We provide two ways to obtain the PIXAR dataset:

Option A β€” Download preprocessed data (recommended) Training and test sets preprocessed at $\tau$ = 0.05 are available on Google Drive.

The drive contains 9 files in total:

File Description
train_0.05.tar.gz Full training set β€” includes all tampered type images
train_mask-only_0.05.tar.gz Lite training set β€” mask-only tampered type images only; intended for training the lite model variant
test_full_0.05.tar.gz Full test set β€” contains all 6 generation sources combined (see splits below)
test_qwen_0.05.tar.gz Test split β€” Qwen-generated images
test_gemini2.5_0.05.tar.gz Test split β€” Gemini 2.5-generated images
test_gemini3_0.05.tar.gz Test split β€” Gemini 3-generated images
test_flux2_0.05.tar.gz Test split β€” FLUX 2-generated images
test_gpt_0.05.tar.gz Test split β€” GPT-generated images
test_seedream_0.05.tar.gz Test split β€” SeeDream-generated images

test_full_0.05.tar.gz aggregates all 6 per-source test splits (qwen, gemini2.5, gemini3, flux2, gpt, seedream).
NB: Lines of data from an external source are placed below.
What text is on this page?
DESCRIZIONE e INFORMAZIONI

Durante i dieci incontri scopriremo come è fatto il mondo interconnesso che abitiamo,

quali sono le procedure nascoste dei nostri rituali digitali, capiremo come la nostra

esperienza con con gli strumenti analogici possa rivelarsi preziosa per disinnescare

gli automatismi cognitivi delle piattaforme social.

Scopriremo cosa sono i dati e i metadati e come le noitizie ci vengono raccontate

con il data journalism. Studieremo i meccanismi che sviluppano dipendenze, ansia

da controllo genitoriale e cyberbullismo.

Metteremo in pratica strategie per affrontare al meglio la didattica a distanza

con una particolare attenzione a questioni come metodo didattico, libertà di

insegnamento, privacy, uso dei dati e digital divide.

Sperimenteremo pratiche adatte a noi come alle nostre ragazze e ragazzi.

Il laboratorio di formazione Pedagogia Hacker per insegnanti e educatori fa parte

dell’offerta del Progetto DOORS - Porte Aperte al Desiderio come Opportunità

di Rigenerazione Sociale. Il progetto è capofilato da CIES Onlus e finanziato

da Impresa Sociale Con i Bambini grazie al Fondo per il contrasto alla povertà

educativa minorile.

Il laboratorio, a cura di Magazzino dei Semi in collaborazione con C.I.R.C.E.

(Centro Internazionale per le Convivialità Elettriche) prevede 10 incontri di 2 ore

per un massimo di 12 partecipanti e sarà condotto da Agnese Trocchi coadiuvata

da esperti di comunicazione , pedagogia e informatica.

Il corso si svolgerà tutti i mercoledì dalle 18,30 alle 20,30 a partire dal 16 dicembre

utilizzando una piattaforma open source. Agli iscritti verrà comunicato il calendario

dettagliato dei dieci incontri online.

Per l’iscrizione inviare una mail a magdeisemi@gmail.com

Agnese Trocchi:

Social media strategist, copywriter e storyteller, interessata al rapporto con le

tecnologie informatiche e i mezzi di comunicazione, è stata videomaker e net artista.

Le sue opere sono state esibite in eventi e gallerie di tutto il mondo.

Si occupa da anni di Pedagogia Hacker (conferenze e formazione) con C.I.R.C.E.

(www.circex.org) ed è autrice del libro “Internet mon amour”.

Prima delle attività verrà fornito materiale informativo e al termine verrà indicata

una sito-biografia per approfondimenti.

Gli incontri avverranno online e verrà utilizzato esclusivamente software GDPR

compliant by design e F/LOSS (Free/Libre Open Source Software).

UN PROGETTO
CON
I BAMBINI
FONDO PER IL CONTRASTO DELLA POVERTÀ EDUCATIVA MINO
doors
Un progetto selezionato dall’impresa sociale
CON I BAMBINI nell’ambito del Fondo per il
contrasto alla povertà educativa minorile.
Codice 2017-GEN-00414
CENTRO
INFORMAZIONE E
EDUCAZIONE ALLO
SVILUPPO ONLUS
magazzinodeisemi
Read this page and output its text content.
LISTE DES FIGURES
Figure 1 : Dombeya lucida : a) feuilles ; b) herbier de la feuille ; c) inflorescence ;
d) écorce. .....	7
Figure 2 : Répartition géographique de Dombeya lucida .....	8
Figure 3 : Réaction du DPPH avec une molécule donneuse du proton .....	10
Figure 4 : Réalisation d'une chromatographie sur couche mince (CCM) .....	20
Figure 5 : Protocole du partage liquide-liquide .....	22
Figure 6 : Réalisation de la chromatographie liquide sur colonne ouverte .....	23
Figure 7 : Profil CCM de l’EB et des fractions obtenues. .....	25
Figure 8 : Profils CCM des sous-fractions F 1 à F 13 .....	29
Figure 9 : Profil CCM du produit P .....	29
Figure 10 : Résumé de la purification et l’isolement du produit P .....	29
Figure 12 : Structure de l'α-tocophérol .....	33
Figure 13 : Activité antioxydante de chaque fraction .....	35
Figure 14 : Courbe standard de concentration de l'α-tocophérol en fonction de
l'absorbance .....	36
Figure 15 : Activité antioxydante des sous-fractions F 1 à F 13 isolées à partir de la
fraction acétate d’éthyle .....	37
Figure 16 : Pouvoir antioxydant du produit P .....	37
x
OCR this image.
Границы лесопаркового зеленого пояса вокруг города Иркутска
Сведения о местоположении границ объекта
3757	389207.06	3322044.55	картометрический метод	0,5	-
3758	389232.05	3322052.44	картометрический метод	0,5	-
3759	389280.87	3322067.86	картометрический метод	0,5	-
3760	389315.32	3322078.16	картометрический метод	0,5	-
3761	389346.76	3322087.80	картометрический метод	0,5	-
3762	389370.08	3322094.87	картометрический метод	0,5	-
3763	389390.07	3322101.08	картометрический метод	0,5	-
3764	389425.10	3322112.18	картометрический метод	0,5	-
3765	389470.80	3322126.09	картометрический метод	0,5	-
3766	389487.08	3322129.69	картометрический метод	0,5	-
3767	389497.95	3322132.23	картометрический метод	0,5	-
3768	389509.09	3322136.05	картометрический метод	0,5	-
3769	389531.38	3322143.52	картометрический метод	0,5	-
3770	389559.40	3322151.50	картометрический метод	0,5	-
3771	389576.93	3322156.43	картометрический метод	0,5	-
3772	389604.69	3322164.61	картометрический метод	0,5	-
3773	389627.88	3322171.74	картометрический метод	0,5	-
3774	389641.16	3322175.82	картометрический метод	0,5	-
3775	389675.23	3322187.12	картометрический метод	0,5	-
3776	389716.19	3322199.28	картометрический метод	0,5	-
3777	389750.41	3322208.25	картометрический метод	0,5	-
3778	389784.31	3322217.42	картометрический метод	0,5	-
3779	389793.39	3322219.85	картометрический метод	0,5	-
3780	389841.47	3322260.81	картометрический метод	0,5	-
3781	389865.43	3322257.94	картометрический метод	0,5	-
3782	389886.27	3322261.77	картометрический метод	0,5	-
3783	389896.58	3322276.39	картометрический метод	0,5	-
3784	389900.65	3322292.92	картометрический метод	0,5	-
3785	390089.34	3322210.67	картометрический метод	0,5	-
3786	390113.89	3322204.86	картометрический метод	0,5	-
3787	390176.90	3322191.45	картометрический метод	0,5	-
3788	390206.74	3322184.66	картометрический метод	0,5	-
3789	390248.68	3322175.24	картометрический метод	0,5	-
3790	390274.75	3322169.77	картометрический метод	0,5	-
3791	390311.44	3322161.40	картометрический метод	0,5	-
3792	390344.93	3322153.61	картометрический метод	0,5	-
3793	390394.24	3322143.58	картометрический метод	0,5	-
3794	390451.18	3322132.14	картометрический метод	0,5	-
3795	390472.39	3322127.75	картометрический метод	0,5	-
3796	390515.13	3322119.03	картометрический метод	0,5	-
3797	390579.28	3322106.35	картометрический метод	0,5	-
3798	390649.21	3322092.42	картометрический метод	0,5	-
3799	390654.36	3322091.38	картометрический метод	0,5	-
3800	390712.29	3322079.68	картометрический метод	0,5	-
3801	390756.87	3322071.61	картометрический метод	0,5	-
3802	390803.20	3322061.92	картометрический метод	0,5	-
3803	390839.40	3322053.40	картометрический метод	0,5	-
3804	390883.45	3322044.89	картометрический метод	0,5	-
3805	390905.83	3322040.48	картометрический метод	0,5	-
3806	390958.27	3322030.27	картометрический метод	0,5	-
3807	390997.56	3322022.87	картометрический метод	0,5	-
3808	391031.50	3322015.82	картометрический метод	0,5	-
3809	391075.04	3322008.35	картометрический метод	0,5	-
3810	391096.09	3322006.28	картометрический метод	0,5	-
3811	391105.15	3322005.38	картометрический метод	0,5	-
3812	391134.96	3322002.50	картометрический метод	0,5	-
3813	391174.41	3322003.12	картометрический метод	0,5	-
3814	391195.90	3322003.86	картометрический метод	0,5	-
Option B β€” Build from raw data with a custom $\tau$ We release the raw image pairs alongside the pixel-difference maps, allowing labels to be re-derived at any $\tau$. See Custom Dataset Processing for details.

Dataset Format

dataset_dir/
β”œβ”€β”€ train/
β”‚   β”œβ”€β”€ real/               # Authentic images
β”‚   β”œβ”€β”€ full_synthetic/     # fully generated (empty)
β”‚   β”œβ”€β”€ tampered/           # AI-Tampered images
β”‚   β”œβ”€β”€ masks/              # masks used to generate the tampered images
β”‚   β”œβ”€β”€ soft_masks/         # Pixel-difference maps M_Ο„ (default Ο„ = 0.05)
β”‚   └── metadata/           # JSON per tampered image: {"cls": [...], "text": "..."}
└── validation/
    └── (same structure)

Custom Dataset Processing

If you want to build the dataset from scratch at a different $\tau$, follow these two steps.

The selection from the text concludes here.